Cell Ontologies, Markers, and Knowledge Graphs
David Osumi-Sutherland, Wellcome Trust Sanger Institute
Linking cell ontology terms to markers fulfils important community use cases, but the contextual nature of markers means that Cell Ontologies are not well suited to storing information about them
Markers are practical tools for identifying cell types. A gene (or set of genes) is a marker if its expression can be used to unambiguously identify (‘mark’) a cell type in some anatomical and experimental context. Expression of a gene may be unique to a cell type in one anatomical context, but not in a broader anatomical context that includes other cell types that express it. In some experimental contexts, relative levels of expression can be used as a marker of cell types, whereas in others this is not practical. Marker lists can come from historical knowledge about cell types or be derived from a variety of data sources via a variety of algorithmic approaches. Markers list vary in reliability: derived from data analysis typically depend on the reliability and accuracy of cell type annotation.
Knowledge graphs are much better suited to representing this complexity and contextual information in queryable form than ontologies.

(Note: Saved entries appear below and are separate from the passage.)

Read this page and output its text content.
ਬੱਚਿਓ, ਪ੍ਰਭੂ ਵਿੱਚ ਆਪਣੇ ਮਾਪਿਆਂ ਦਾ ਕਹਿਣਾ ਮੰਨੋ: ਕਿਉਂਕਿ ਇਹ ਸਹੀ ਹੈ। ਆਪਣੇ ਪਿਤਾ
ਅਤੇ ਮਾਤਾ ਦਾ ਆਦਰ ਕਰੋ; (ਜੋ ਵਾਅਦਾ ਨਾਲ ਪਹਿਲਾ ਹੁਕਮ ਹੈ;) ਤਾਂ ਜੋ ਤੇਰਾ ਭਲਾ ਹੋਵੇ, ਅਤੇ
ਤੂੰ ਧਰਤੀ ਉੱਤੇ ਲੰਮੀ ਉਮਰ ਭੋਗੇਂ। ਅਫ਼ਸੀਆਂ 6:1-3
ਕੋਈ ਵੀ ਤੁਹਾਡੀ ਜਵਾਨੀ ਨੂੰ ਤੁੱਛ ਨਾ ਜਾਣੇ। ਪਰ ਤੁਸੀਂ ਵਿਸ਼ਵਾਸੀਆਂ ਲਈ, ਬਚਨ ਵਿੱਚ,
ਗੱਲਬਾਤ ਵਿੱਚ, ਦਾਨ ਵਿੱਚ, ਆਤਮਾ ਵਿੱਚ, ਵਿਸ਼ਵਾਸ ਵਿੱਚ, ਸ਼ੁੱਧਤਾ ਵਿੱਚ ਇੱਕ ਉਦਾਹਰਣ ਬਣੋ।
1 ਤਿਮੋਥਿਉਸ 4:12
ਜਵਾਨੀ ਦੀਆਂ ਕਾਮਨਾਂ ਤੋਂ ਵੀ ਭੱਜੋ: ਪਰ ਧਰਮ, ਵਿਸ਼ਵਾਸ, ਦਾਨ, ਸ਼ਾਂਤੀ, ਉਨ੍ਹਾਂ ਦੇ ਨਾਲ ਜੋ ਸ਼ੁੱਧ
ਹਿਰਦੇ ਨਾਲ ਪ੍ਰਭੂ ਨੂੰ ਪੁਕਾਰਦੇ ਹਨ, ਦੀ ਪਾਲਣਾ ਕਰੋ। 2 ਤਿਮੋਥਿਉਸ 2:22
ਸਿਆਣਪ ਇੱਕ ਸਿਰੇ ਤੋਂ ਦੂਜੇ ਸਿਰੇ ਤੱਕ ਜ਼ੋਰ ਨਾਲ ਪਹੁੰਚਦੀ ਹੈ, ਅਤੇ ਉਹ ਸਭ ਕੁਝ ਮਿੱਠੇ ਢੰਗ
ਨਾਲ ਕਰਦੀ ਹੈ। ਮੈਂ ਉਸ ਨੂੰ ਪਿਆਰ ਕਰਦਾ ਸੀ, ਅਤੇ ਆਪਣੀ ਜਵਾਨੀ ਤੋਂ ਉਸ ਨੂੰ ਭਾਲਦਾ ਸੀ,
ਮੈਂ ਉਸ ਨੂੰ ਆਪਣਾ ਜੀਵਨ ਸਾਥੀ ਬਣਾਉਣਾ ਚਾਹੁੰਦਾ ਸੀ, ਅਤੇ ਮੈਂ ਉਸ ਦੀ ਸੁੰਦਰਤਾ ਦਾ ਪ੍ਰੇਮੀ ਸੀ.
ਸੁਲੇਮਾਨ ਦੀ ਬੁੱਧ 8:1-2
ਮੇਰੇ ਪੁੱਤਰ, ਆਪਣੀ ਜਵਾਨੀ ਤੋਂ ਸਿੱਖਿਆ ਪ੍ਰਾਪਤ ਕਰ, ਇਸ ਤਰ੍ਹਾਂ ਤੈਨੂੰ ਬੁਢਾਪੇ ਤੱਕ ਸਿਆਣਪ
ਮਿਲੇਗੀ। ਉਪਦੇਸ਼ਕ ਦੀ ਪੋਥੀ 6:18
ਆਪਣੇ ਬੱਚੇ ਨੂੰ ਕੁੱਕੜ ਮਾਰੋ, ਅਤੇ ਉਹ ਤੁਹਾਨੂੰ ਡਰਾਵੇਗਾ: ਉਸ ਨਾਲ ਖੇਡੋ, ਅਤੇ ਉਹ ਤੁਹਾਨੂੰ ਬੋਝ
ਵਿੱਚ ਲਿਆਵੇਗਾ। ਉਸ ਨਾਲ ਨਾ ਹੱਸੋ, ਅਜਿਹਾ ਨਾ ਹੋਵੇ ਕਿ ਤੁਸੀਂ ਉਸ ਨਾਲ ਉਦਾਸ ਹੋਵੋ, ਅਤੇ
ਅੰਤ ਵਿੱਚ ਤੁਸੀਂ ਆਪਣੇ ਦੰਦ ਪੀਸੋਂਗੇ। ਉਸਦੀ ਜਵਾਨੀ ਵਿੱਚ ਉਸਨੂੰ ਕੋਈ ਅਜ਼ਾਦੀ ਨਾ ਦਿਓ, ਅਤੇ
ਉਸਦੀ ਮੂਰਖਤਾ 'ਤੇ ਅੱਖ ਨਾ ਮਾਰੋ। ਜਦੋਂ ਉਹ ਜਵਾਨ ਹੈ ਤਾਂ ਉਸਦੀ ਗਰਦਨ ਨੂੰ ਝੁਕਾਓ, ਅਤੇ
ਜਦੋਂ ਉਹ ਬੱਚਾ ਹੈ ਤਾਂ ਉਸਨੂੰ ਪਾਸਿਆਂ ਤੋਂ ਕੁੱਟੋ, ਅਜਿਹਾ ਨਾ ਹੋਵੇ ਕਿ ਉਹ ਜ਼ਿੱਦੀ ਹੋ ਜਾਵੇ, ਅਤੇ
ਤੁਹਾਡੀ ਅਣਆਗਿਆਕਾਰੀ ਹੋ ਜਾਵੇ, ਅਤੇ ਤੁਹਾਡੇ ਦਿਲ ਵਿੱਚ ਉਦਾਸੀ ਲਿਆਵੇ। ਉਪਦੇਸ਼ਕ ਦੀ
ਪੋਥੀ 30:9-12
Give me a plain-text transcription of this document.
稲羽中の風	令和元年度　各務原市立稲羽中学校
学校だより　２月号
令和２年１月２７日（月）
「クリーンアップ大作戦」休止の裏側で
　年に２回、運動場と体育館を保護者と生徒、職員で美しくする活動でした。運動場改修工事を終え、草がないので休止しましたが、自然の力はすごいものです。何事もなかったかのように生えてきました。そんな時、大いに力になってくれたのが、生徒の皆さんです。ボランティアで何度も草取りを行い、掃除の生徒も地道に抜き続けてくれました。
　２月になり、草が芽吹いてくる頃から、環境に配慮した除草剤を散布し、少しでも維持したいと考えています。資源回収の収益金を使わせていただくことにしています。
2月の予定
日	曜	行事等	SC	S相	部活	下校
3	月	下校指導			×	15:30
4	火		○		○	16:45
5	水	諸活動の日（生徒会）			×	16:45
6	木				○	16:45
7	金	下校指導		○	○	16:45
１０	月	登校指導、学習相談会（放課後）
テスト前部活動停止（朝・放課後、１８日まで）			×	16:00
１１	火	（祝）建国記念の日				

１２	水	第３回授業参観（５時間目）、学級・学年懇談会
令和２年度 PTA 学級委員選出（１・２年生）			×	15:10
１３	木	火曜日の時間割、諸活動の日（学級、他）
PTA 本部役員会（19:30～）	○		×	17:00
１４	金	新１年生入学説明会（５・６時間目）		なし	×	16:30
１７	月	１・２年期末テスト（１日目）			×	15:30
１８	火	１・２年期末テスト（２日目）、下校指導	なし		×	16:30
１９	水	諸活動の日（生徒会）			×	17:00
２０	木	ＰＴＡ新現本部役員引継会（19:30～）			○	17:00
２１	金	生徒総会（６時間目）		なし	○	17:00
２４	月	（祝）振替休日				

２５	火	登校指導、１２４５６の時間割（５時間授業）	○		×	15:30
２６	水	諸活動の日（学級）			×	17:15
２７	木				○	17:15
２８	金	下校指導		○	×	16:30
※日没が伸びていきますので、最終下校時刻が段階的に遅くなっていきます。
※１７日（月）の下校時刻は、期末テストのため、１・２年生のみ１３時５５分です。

I will present our work on a knowledge graph for the Cell Ontology, integrating: multiple curated sources of markers; evidence and provenance; thousands of consistently annotated single cell datasets + bioinformatic analysis of these datasets; the broader ontological context of CL including links to Uberon and the Gene Ontology along with genes annotated with GO terms that are linked to CL terms. I will also present a draft framework for querying the knowledge graph to create marker reports for cell types that rank results by the strength of evidence and fold in contextual information.